M.P.
You cannot reason with an angry person even it that person is 3 years old. When anyone is angry it's human nature to strike out at the person trying to physically hold them. The logical thing to do was to put him down and stay out of his reach. This may mean returning to the house. Put him down and let him have his tantrum.
Instead of time outs, try putting him in a cozy place so that he can cool off. But only do this if he's not physically tantruming. The best way to handle a tantrum is to ignore it.
Have you tried diversion instead of saying no? "You can't have the TV control but you can have this truck with the buttons on it." If he starts to punch, kick, etc. ignore him. Stay out of his way. Once he calms down tell him that you can't let him hurt you.

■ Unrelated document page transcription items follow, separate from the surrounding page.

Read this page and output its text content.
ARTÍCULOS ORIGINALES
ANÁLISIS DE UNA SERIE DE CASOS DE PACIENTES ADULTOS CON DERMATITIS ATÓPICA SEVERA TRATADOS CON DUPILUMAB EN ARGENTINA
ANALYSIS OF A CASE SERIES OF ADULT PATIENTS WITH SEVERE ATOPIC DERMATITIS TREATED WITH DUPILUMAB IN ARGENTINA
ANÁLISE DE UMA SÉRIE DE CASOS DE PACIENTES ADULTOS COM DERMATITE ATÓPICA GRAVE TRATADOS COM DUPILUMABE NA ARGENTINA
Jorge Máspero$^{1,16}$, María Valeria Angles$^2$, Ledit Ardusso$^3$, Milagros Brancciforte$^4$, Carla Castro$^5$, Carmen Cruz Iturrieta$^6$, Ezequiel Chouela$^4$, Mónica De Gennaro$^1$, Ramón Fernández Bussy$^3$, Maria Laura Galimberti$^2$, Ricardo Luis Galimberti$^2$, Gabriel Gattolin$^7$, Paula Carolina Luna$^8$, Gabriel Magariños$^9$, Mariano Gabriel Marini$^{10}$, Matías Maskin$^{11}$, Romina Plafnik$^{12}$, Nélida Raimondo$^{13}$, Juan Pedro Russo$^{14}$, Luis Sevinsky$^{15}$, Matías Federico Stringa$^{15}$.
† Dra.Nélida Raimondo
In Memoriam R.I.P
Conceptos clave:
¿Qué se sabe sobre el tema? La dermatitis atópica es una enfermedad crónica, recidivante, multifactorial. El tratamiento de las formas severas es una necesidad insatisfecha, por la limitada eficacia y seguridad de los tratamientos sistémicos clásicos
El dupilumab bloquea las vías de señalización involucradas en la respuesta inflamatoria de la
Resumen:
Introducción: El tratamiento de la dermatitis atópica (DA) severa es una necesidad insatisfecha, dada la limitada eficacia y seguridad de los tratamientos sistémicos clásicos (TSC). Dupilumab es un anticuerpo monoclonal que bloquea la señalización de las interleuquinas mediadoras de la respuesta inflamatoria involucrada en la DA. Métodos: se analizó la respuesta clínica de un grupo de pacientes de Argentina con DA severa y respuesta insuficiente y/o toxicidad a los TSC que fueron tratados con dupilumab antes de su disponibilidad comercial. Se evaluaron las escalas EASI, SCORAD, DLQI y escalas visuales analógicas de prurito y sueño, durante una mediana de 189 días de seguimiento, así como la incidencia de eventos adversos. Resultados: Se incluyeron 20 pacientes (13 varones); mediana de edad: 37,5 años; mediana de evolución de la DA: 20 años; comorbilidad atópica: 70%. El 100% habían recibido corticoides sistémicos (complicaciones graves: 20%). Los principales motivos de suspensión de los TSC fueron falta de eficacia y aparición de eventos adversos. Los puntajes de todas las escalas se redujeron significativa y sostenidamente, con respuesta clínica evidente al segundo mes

Then send him to his room or a quiet corner you've arranged and tell him it seems he needs some quiet time to get himself together.
He doesn't have to nap. He may have outgrown the need. But he can rest. Again have a quiet place for him to play quietly.
How do you teach him to stay in time out or in his room or in a quiet place? You spend several days calmly and consistently putting him back in the space. You do this calmly, unemotionally.
It's so easy to get angry when our child is angry. We also feel out of control. It helps to realize that you have all the power and he's wanting to be more in charge. Find ways that he can make decisions. He can choose toys. He can choose clothes. He can choose food. YOu decide on two alternatives and give him a choice.
This might work with time outs. First don't try to put him in a time out while he's throwing a tantrum. Wait until he's expended his angry energy. Then give him the choice of a time out on a chair or go to his room for some quiet time.
Sounds like you're having power struggles. Find ways to back out before you get upset. If he sees that you don't get upset and will enforce the rules he's less apt to throw a tantrum.
The hitting is caused by you trying to confine him. Do not attempt to touch him when he's angry.
Car seat: He won't allow himself to be buckled in and starts physically fighting, step away and wait for him to calm down. Don't expect an apology at this point. Just buckle him in. It's been my experience that preschoolers cannot out wait a parent. It may take 10-15 minutes but you've saved yourself a physical battle.
He doesn't have to eat. I suggest you try giving him choices of what to eat at least part of the time. Getting a child to eat is also a frequent post on this site. Fix one thing each meal that you know he likes. If he eats, fine. If he doesn't fine. No snacks later. He won't starve. He will eat when he's hungry if he's not engaged in a power struggle.
Your son is testing the boundaries and wanting more independence. Find ways to give him some control and he'll fight you less. It will also help if you can accept that you cannot force him to do anything. I suggest that some of your physical battles is you staying involved with the idea that it's your responsibility to force compliance. You cannot. You can provide consequences once the tantrum is over. You have to consistently provide a consequence that you can enforce every time he doesn't follow the rules. If you can't calmly make him stay in his chair by repeatedly returning him to his chair it's better to find a different consequence.